Airmen Support Refueling Missions From Above
ANDERSEN AIR FORCE BASE, Guam --
On June 27, 1923, two Army Air Service Airco DH-4B biplanes completed the first midair refueling. Afterward, aerial refueling skyrocketed as new technologies and capabilities developed.
Today, the 506th Expeditionary Aerial Refueling Squadron based here leads the aerial refueling mission in the Indo-Pacific region, the largest area of responsibility in the Defense Department.
“Nothing could happen without tanker support in this region,” said Air Force Lt. Col. Steve Olson, 506th EARS commander. “While deployed to Guam, our airmen are flying sorties supporting refueling and airlift missions like Indo-Pacific Command’s continuous bomber presence and theater security packages.”
The 506th EARS is comprised of multiple Air National Guard, Air Force Reserve and active-duty KC-135 Stratotanker units. Each unit serves about a three-month rotation, providing a pivotal link in consecutive inflight refueling and airlift operations.

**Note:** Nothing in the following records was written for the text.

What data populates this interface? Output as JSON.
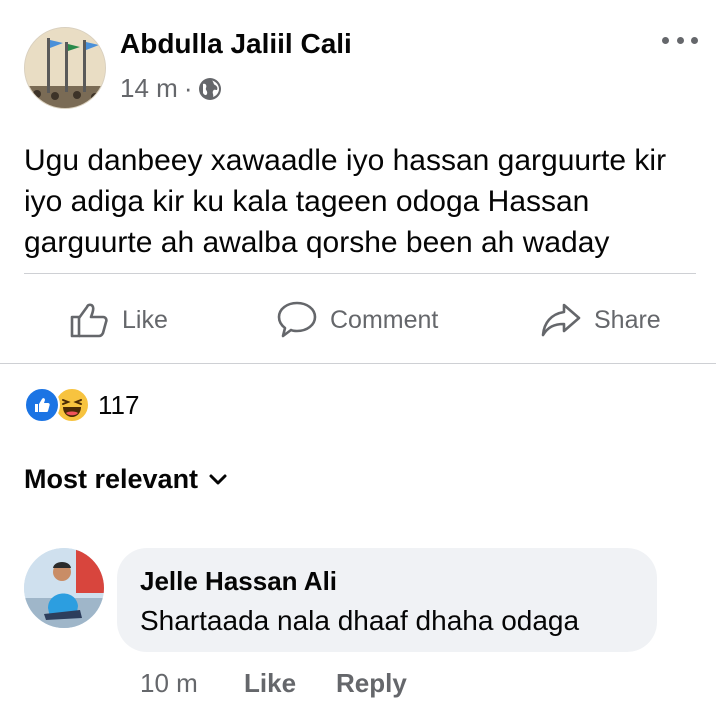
{
  "post": {
    "author": "Abdulla Jaliil Cali",
    "time": "14 m",
    "separator": "·",
    "audience_icon": "globe-icon",
    "body": "Ugu danbeey xawaadle iyo hassan garguurte kir iyo adiga kir ku kala tageen odoga Hassan garguurte ah awalba qorshe been ah waday"
  },
  "actions": {
    "like": "Like",
    "comment": "Comment",
    "share": "Share"
  },
  "reactions": {
    "icons": [
      "like-reaction-icon",
      "haha-reaction-icon"
    ],
    "count": "117"
  },
  "sort": {
    "label": "Most relevant"
  },
  "comment": {
    "author": "Jelle Hassan Ali",
    "text": "Shartaada nala dhaaf dhaha odaga",
    "time": "10 m",
    "like_label": "Like",
    "reply_label": "Reply"
  },
  "colors": {
    "text": "#050505",
    "secondary": "#65676b",
    "bubble": "#f0f2f5",
    "divider": "#ced0d4",
    "like_blue": "#1b74e4",
    "haha_yellow": "#f7c33f"
  }
}
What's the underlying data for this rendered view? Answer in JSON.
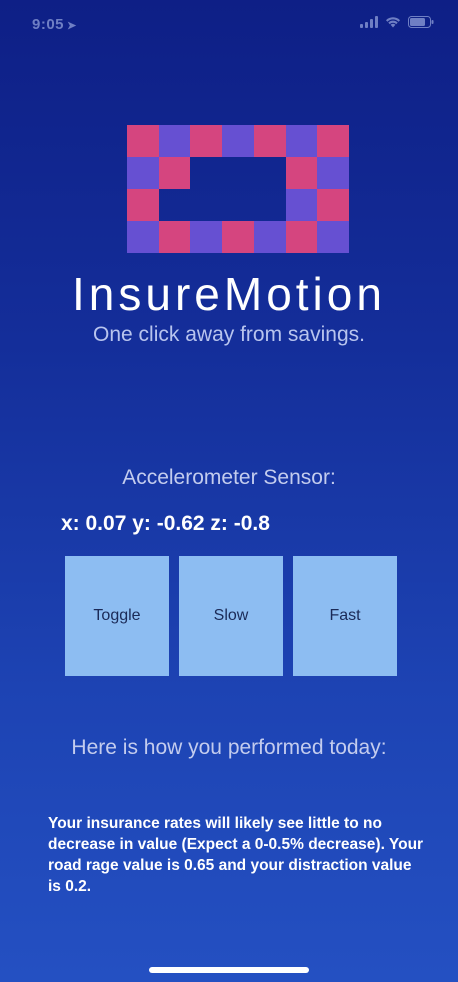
{
  "status_bar": {
    "time": "9:05",
    "location_icon": "location-arrow-icon",
    "signal_icon": "cellular-signal-icon",
    "wifi_icon": "wifi-icon",
    "battery_icon": "battery-icon"
  },
  "logo": {
    "icon": "insuremotion-logo",
    "colors": {
      "pink": "#d5457f",
      "violet": "#6650d2"
    }
  },
  "header": {
    "title": "InsureMotion",
    "tagline": "One click away from savings."
  },
  "sensor": {
    "heading": "Accelerometer Sensor:",
    "readout": "x: 0.07 y: -0.62 z: -0.8"
  },
  "controls": {
    "toggle_label": "Toggle",
    "slow_label": "Slow",
    "fast_label": "Fast",
    "button_color": "#8dbdf2"
  },
  "performance": {
    "heading": "Here is how you performed today:",
    "summary": "Your insurance rates will likely see little to no decrease in value (Expect a 0-0.5% decrease). Your road rage value is 0.65 and your distraction value is 0.2."
  },
  "theme": {
    "background_top": "#0e1f86",
    "background_bottom": "#2450c2"
  }
}
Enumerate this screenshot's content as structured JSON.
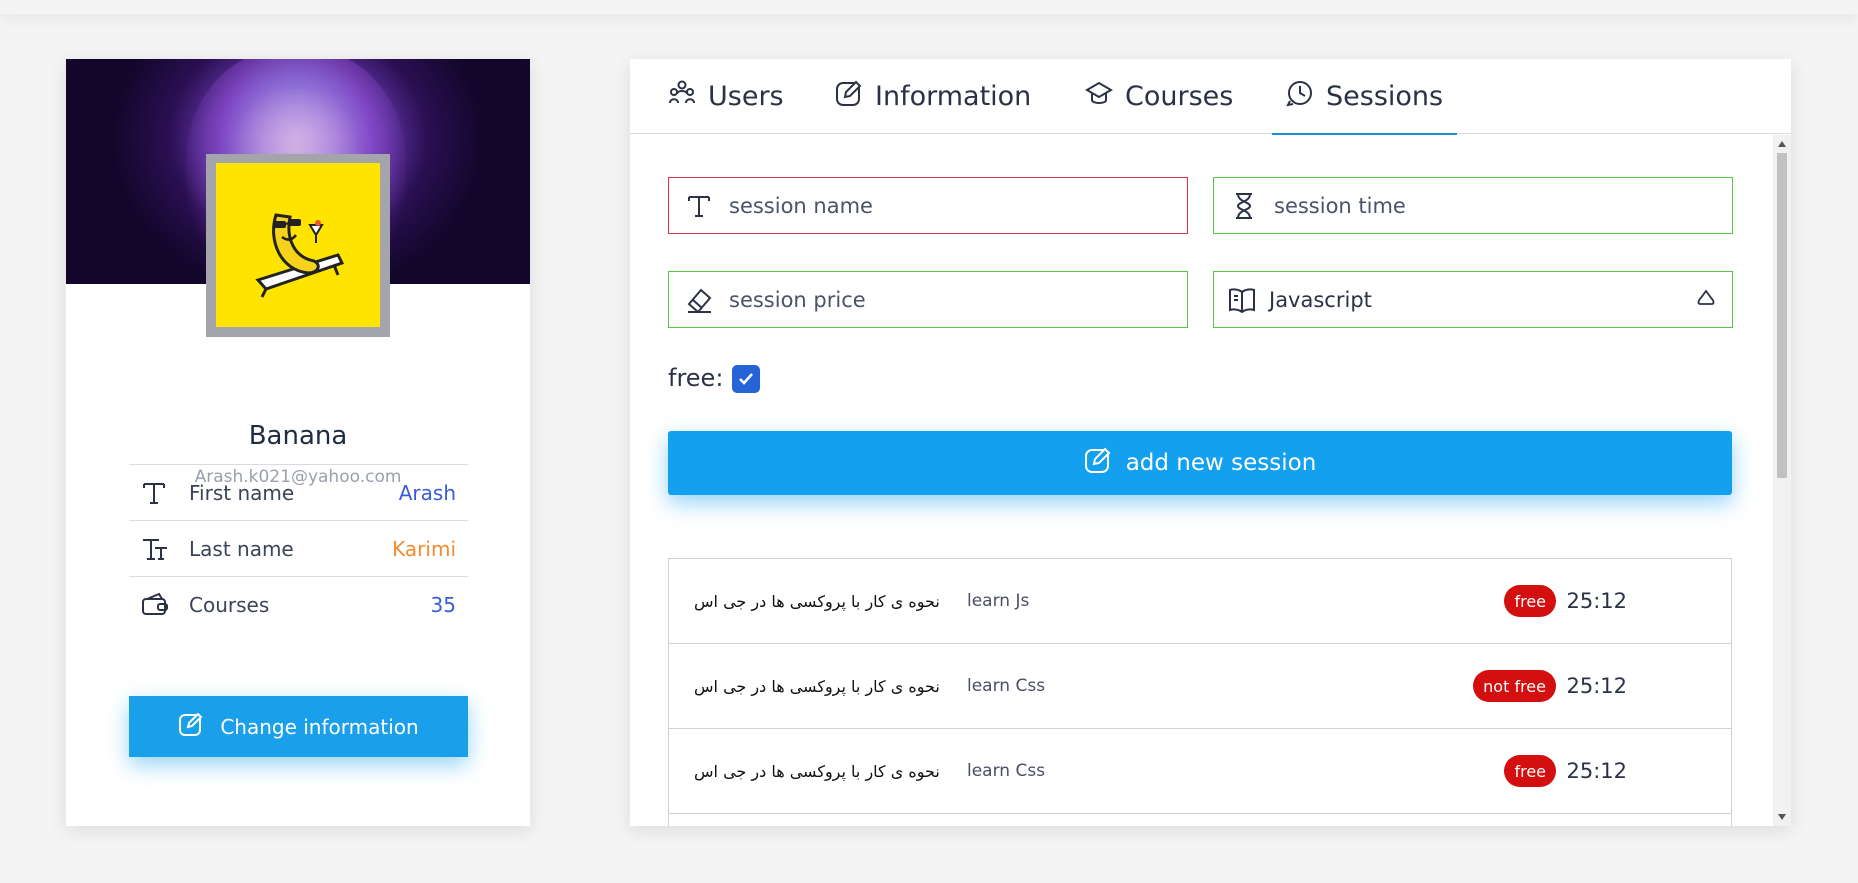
{
  "profile": {
    "name": "Banana",
    "email": "Arash.k021@yahoo.com",
    "fields": [
      {
        "icon": "text-icon",
        "label": "First name",
        "value": "Arash",
        "color": "#3b5bdb"
      },
      {
        "icon": "text-height-icon",
        "label": "Last name",
        "value": "Karimi",
        "color": "#f58b2e"
      },
      {
        "icon": "wallet-icon",
        "label": "Courses",
        "value": "35",
        "color": "#3b5bdb"
      }
    ],
    "change_button": "Change information"
  },
  "tabs": [
    {
      "icon": "users-icon",
      "label": "Users"
    },
    {
      "icon": "edit-icon",
      "label": "Information"
    },
    {
      "icon": "graduation-cap-icon",
      "label": "Courses"
    },
    {
      "icon": "session-icon",
      "label": "Sessions",
      "active": true
    }
  ],
  "form": {
    "session_name_placeholder": "session name",
    "session_time_placeholder": "session time",
    "session_price_placeholder": "session price",
    "course_select": "Javascript",
    "free_label": "free:",
    "free_checked": true,
    "add_button": "add new session"
  },
  "sessions": [
    {
      "title": "نحوه ی کار با پروکسی ها در جی اس",
      "course": "learn Js",
      "badge": "free",
      "time": "25:12"
    },
    {
      "title": "نحوه ی کار با پروکسی ها در جی اس",
      "course": "learn Css",
      "badge": "not free",
      "time": "25:12"
    },
    {
      "title": "نحوه ی کار با پروکسی ها در جی اس",
      "course": "learn Css",
      "badge": "free",
      "time": "25:12"
    }
  ],
  "colors": {
    "primary": "#12a0ef",
    "badge_red": "#d40f0f",
    "valid_border": "#5cc34a",
    "error_border": "#e0334a",
    "avatar_bg": "#ffe400"
  }
}
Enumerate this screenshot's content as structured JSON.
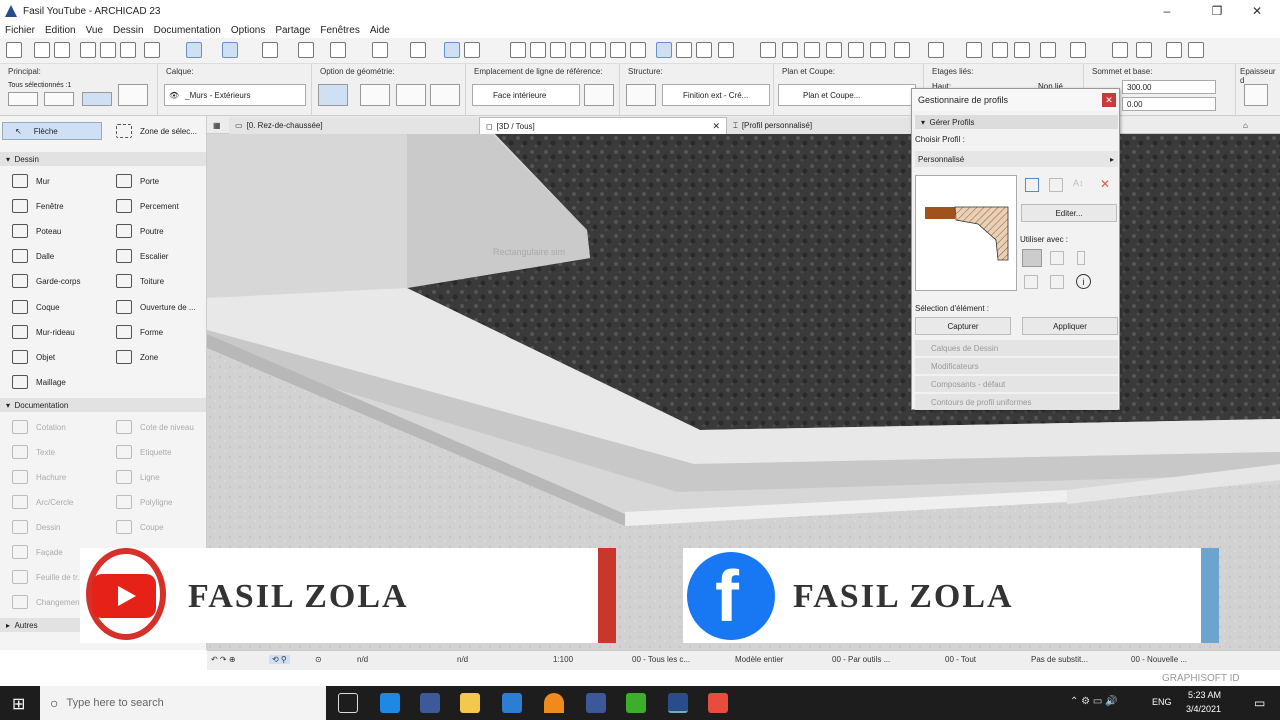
{
  "window": {
    "title": "Fasil YouTube - ARCHICAD 23"
  },
  "menu": [
    "Fichier",
    "Edition",
    "Vue",
    "Dessin",
    "Documentation",
    "Options",
    "Partage",
    "Fenêtres",
    "Aide"
  ],
  "infobox": {
    "principal": {
      "title": "Principal:",
      "selected": "Tous sélectionnés :1"
    },
    "calque": {
      "title": "Calque:",
      "value": "_Murs - Extérieurs"
    },
    "geometrie": {
      "title": "Option de géométrie:"
    },
    "ligne_ref": {
      "title": "Emplacement de ligne de référence:",
      "value": "Face intérieure"
    },
    "structure": {
      "title": "Structure:",
      "value": "Finition ext - Cré..."
    },
    "plan_coupe": {
      "title": "Plan et Coupe:",
      "value": "Plan et Coupe..."
    },
    "etages": {
      "title": "Etages liés:",
      "haut": "Haut:",
      "non_lie": "Non lié"
    },
    "sommet": {
      "title": "Sommet et base:",
      "top_value": "300.00",
      "base_value": "0.00"
    },
    "epaisseur": {
      "title": "Epaisseur d"
    }
  },
  "tabs": [
    {
      "label": "[0. Rez-de-chaussée]"
    },
    {
      "label": "[3D / Tous]",
      "close": "✕"
    },
    {
      "label": "[Profil personnalisé]"
    }
  ],
  "toolbox": {
    "top": [
      {
        "label": "Flèche"
      },
      {
        "label": "Zone de sélec..."
      }
    ],
    "dessin_title": "Dessin",
    "dessin": [
      {
        "label": "Mur"
      },
      {
        "label": "Porte"
      },
      {
        "label": "Fenêtre"
      },
      {
        "label": "Percement"
      },
      {
        "label": "Poteau"
      },
      {
        "label": "Poutre"
      },
      {
        "label": "Dalle"
      },
      {
        "label": "Escalier"
      },
      {
        "label": "Garde-corps"
      },
      {
        "label": "Toiture"
      },
      {
        "label": "Coque"
      },
      {
        "label": "Ouverture de ..."
      },
      {
        "label": "Mur-rideau"
      },
      {
        "label": "Forme"
      },
      {
        "label": "Objet"
      },
      {
        "label": "Zone"
      },
      {
        "label": "Maillage"
      }
    ],
    "doc_title": "Documentation",
    "documentation": [
      {
        "label": "Cotation"
      },
      {
        "label": "Cote de niveau"
      },
      {
        "label": "Texte"
      },
      {
        "label": "Etiquette"
      },
      {
        "label": "Hachure"
      },
      {
        "label": "Ligne"
      },
      {
        "label": "Arc/Cercle"
      },
      {
        "label": "Polyligne"
      },
      {
        "label": "Dessin"
      },
      {
        "label": "Coupe"
      },
      {
        "label": "Façade"
      },
      {
        "label": "Feuille de tr..."
      },
      {
        "label": "Changement"
      }
    ],
    "autres_title": "Autres"
  },
  "viewport": {
    "ghost_label": "Rectangulaire sim"
  },
  "palette": {
    "title": "Gestionnaire de profils",
    "section_manage": "Gérer Profils",
    "choose_label": "Choisir Profil :",
    "choose_value": "Personnalisé",
    "edit_button": "Editer...",
    "use_with": "Utiliser avec :",
    "selection_label": "Sélection d'élément :",
    "capture_button": "Capturer",
    "apply_button": "Appliquer",
    "sections": [
      "Calques de Dessin",
      "Modificateurs",
      "Composants - défaut",
      "Contours de profil uniformes"
    ]
  },
  "banners": {
    "youtube_name": "FASIL ZOLA",
    "facebook_name": "FASIL ZOLA"
  },
  "statusbar": {
    "nd1": "n/d",
    "nd2": "n/d",
    "scale": "1:100",
    "layer_combo": "00 - Tous les c...",
    "model": "Modèle entier",
    "pen": "00 - Par outils ...",
    "view": "00 - Tout",
    "substitution": "Pas de substit...",
    "renovation": "00 - Nouvelle ...",
    "graphisoft": "GRAPHISOFT ID"
  },
  "taskbar": {
    "search_placeholder": "Type here to search",
    "lang": "ENG",
    "time": "5:23 AM",
    "date": "3/4/2021"
  },
  "colors": {
    "accent": "#0078d7",
    "youtube": "#e62117",
    "facebook": "#1877f2",
    "profile_brown": "#a0521d"
  }
}
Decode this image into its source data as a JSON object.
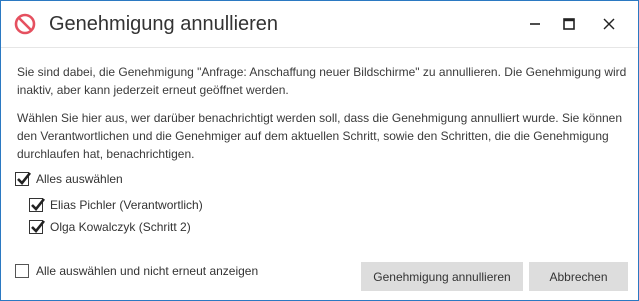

“I am proud to be representing the 126th Air Refueling Wing out of Scott Air Force Base, Illinois,” Olson said. “We bring constant and reliable aerial refueling, force extension, airlift capabilities and emergency medical evacuation to the table every day. We support any and every higher headquarters mission in this region.”
The tanker units bring years of experience in the U.S. Central Command area of operations to the mission here. The KC-135 units are no stranger to this mission set; the hardy aircraft was originally designed to refuel strategic bombers and now fits perfectly into the continuous bomber presence mission in the Indo-Pacific theater.
“Guard and Reserve units have a presence in multiple missions around the world. Today we are seeing a substantial increase in tasking and deployment rates of Guard and Reserve,” Olson said. “These increased requirements can be a unique challenge on drill status guardsman and reservists as they balance their military careers with their civilian employers.”
Total Force Operation
After arriving in Guam, airmen, regardless of their status, are expected to take over operations immediately. This includes flight operations, maintenance, logistics, medical support, communications and all other support operations of the 506th EARS.
This is a total force operation that works closely with the host unit, the 36th Wing, Olson said.
“Refueling the fight is one of the greatest privileges,” said Air Force Master Sgt. Nathan Moore, 506th EARS chief boom operator. “This is the best enlisted job in the Air Force, in my opinion. We play a vital role in every mission and offer our capabilities as force multipliers all over the world.”